Что он несет? Предлагает мне скрываться и носить темные очки, когда руки чешутся взяться за миссию и размазать по стенке убийцу подруги?
— Папа, ты должен поговорить со Стефаном, — четко обозначаю свою позицию я, имея в виду главу отдела, резко вставая со стула. Скрестив руки на груди, я не свожу с отца требовательного взгляда, и на этот раз не собираюсь сдаваться. — Он должен официально назначить меня на это дело. Иначе я начну свое личное расследование, и мне плевать на правила и регламент.
— Это слишком опасно, Рика, — нервно выдыхает отец, и в ответ я резко преодолеваю расстояние между нами.
— Ты сам завербовал меня в отдел, забыл? Девочка выросла, путевки в детские лагеря закончились, Мэтт! В тринадцать лет ты отправил меня }в лагерь, и сам всегда хотел того, чтобы я стала агентом… так дай же мне шанс! Дай шанс сделать что-то действительно полезное. Я хочу полного ведения дела, до самого конца, — настаиваю я, не собираясь сдавать позиции.

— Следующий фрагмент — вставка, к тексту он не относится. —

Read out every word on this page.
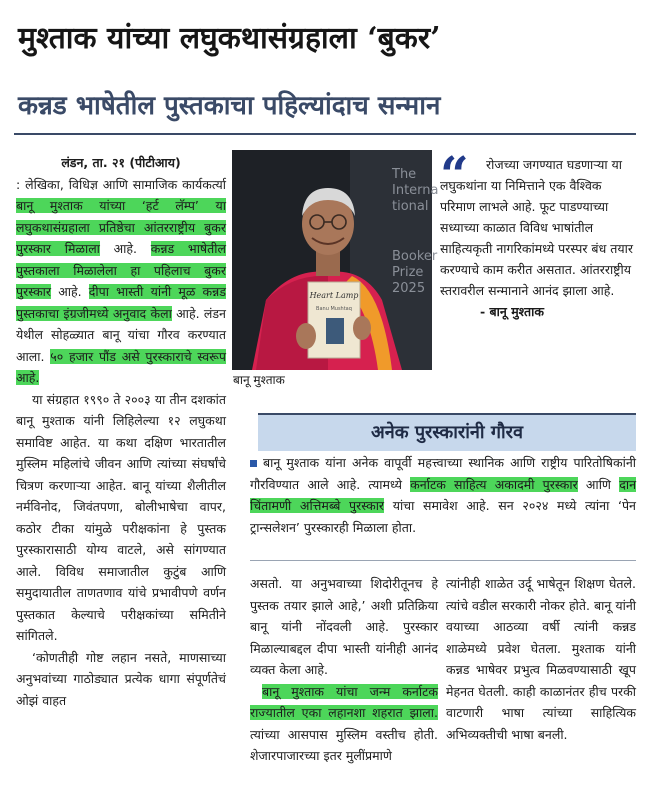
मुश्ताक यांच्या लघुकथासंग्रहाला ‘बुकर’
कन्नड भाषेतील पुस्तकाचा पहिल्यांदाच सन्मान

लंडन, ता. २१ (पीटीआय)
: लेखिका, विधिज्ञ आणि सामाजिक कार्यकर्त्या बानू मुश्ताक यांच्या ‘हर्ट लॅम्प’ या लघुकथासंग्रहाला प्रतिष्ठेचा आंतरराष्ट्रीय बुकर पुरस्कार मिळाला आहे. कन्नड भाषेतील पुस्तकाला मिळालेला हा पहिलाच बुकर पुरस्कार आहे. दीपा भास्ती यांनी मूळ कन्नड पुस्तकाचा इंग्रजीमध्ये अनुवाद केला आहे. लंडन येथील सोहळ्यात बानू यांचा गौरव करण्यात आला. ५० हजार पौंड असे पुरस्काराचे स्वरूप आहे.

या संग्रहात १९९० ते २००३ या तीन दशकांत बानू मुश्ताक यांनी लिहिलेल्या १२ लघुकथा समाविष्ट आहेत. या कथा दक्षिण भारतातील मुस्लिम महिलांचे जीवन आणि त्यांच्या संघर्षांचे चित्रण करणाऱ्या आहेत. बानू यांच्या शैलीतील नर्मविनोद, जिवंतपणा, बोलीभाषेचा वापर, कठोर टीका यांमुळे परीक्षकांना हे पुस्तक पुरस्कारासाठी योग्य वाटले, असे सांगण्यात आले. विविध समाजातील कुटुंब आणि समुदायातील ताणतणाव यांचे प्रभावीपणे वर्णन पुस्तकात केल्याचे परीक्षकांच्या समितीने सांगितले.

‘कोणतीही गोष्ट लहान नसते, माणसाच्या अनुभवांच्या गाठोड्यात प्रत्येक धागा संपूर्णतेचं ओझं वाहत

The
Interna
tional
Booker
Prize
2025
Heart Lamp
Banu Mushtaq
बानू मुश्ताक
“	रोजच्या जगण्यात घडणाऱ्या या लघुकथांना या निमित्ताने एक वैश्विक परिमाण लाभले आहे. फूट पाडण्याच्या सध्याच्या काळात विविध भाषांतील साहित्यकृती नागरिकांमध्ये परस्पर बंध तयार करण्याचे काम करीत असतात. आंतरराष्ट्रीय स्तरावरील सन्मानाने आनंद झाला आहे.

- बानू मुश्ताक

अनेक पुरस्कारांनी गौरव

बानू मुश्ताक यांना अनेक वापूर्वी महत्त्वाच्या स्थानिक आणि राष्ट्रीय पारितोषिकांनी गौरविण्यात आले आहे. त्यामध्ये कर्नाटक साहित्य अकादमी पुरस्कार आणि दान चिंतामणी अत्तिमब्बे पुरस्कार यांचा समावेश आहे. सन २०२४ मध्ये त्यांना ‘पेन ट्रान्सलेशन’ पुरस्कारही मिळाला होता.

असतो. या अनुभवाच्या शिदोरीतूनच हे पुस्तक तयार झाले आहे,’ अशी प्रतिक्रिया बानू यांनी नोंदवली आहे. पुरस्कार मिळाल्याबद्दल दीपा भास्ती यांनीही आनंद व्यक्त केला आहे.

बानू मुश्ताक यांचा जन्म कर्नाटक राज्यातील एका लहानशा शहरात झाला. त्यांच्या आसपास मुस्लिम वस्तीच होती. शेजारपाजारच्या इतर मुलींप्रमाणे

त्यांनीही शाळेत उर्दू भाषेतून शिक्षण घेतले. त्यांचे वडील सरकारी नोकर होते. बानू यांनी वयाच्या आठव्या वर्षी त्यांनी कन्नड शाळेमध्ये प्रवेश घेतला. मुश्ताक यांनी कन्नड भाषेवर प्रभुत्व मिळवण्यासाठी खूप मेहनत घेतली. काही काळानंतर हीच परकी वाटणारी भाषा त्यांच्या साहित्यिक अभिव्यक्तीची भाषा बनली.
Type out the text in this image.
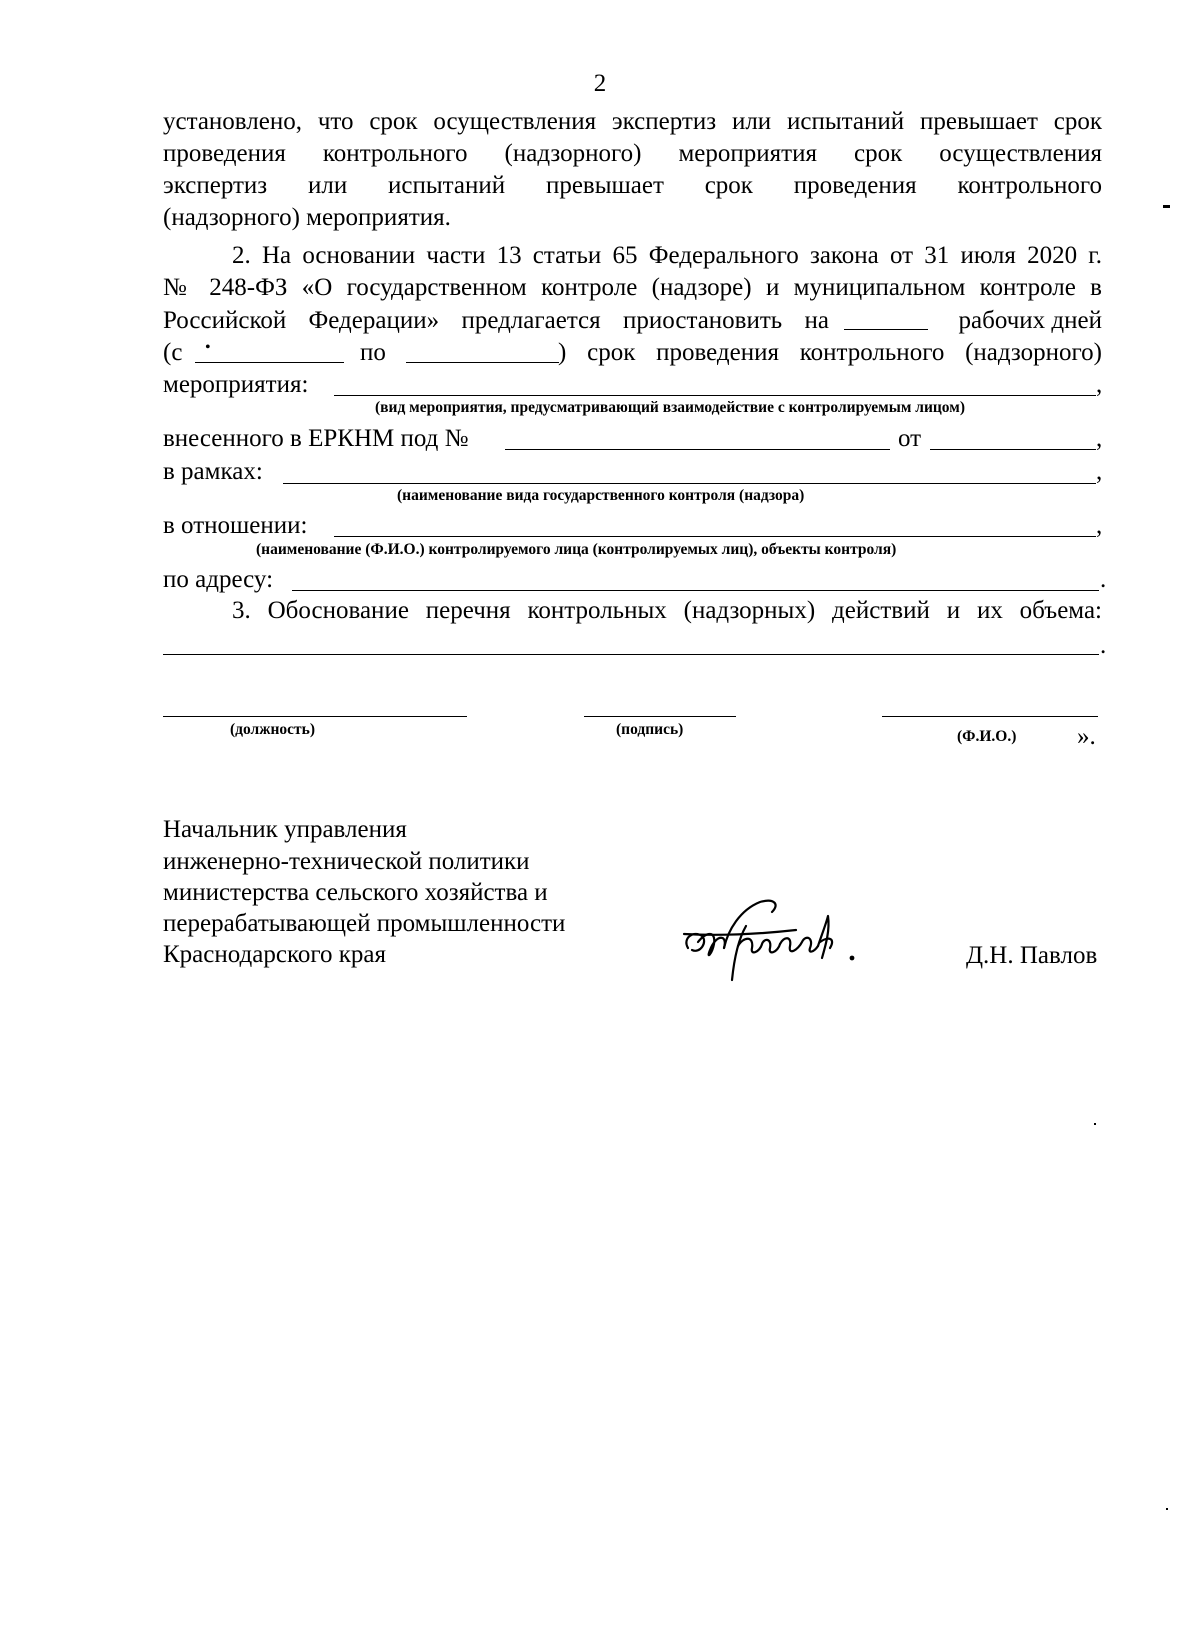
2
установлено, что срок осуществления экспертиз или испытаний превышает срок
проведения контрольного (надзорного) мероприятия срок осуществления
экспертиз или испытаний превышает срок проведения контрольного
(надзорного) мероприятия.
2. На основании части 13 статьи 65 Федерального закона от 31 июля 2020 г.
№ 248-ФЗ «О государственном контроле (надзоре) и муниципальном контроле в
Российской Федерации» предлагается приостановить на	рабочих дней
(с •	по	) срок проведения контрольного (надзорного)
мероприятия:	,
(вид мероприятия, предусматривающий взаимодействие с контролируемым лицом)
внесенного в ЕРКНМ под №	от	,
в рамках:	,
(наименование вида государственного контроля (надзора)
в отношении:	,
(наименование (Ф.И.О.) контролируемого лица (контролируемых лиц), объекты контроля)
по адресу:	.
3. Обоснование перечня контрольных (надзорных) действий и их объема:
.
(должность)	(подпись)	(Ф.И.О.) ».
Начальник управления
инженерно-технической политики
министерства сельского хозяйства и
перерабатывающей промышленности
Краснодарского края	Д.Н. Павлов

— Она твоя подруга, это непрофессионально, — произносит Мэтью, нервно приглаживая свои растрепанные волосы.
— Признай, я как никто другой замотивирована найти этого долбанного психа! — твердо продолжаю я, прищурив веки. — Если бы вы меня послушали, она возможно, была бы сейчас жива! Папа… пожалуйста, — по телу проходит болезненная дрожь. — Она была мне очень дорога.
— Хорошо, мисс Доусон, — официальным тоном проговаривает отец. — Но, никакого самостоятельного ведения, Рика. До конца — тоже не обещаю. На тебе пока будет тоже, что и обычно — сбор информации по подозреваемым. Никакой самодеятельности. Ясно? И это пока на словах. Но я поговорю со Стефаном, — кажется, папа вновь предлагает мне заняться привычной и незначительной ерундой, создать видимость серьезной деятельности, но мне уже все равно: главное, что я допущена до этого дела, иначе пришлось бы встревать вопреки регламенту. Что ж, я докажу этим «старичкам», что тоже чего-то стою, и постараюсь предотвратить новые жертвы… заглушая голоса в голове я, наконец, просто падаю в раскрытые объятия отца. Всего лишь на секунду пытаюсь ощутить свою слабость и уязвимость, но мгновенно блокирую это чувство — слишком сильно оно напоминает об объятиях с родным отцом.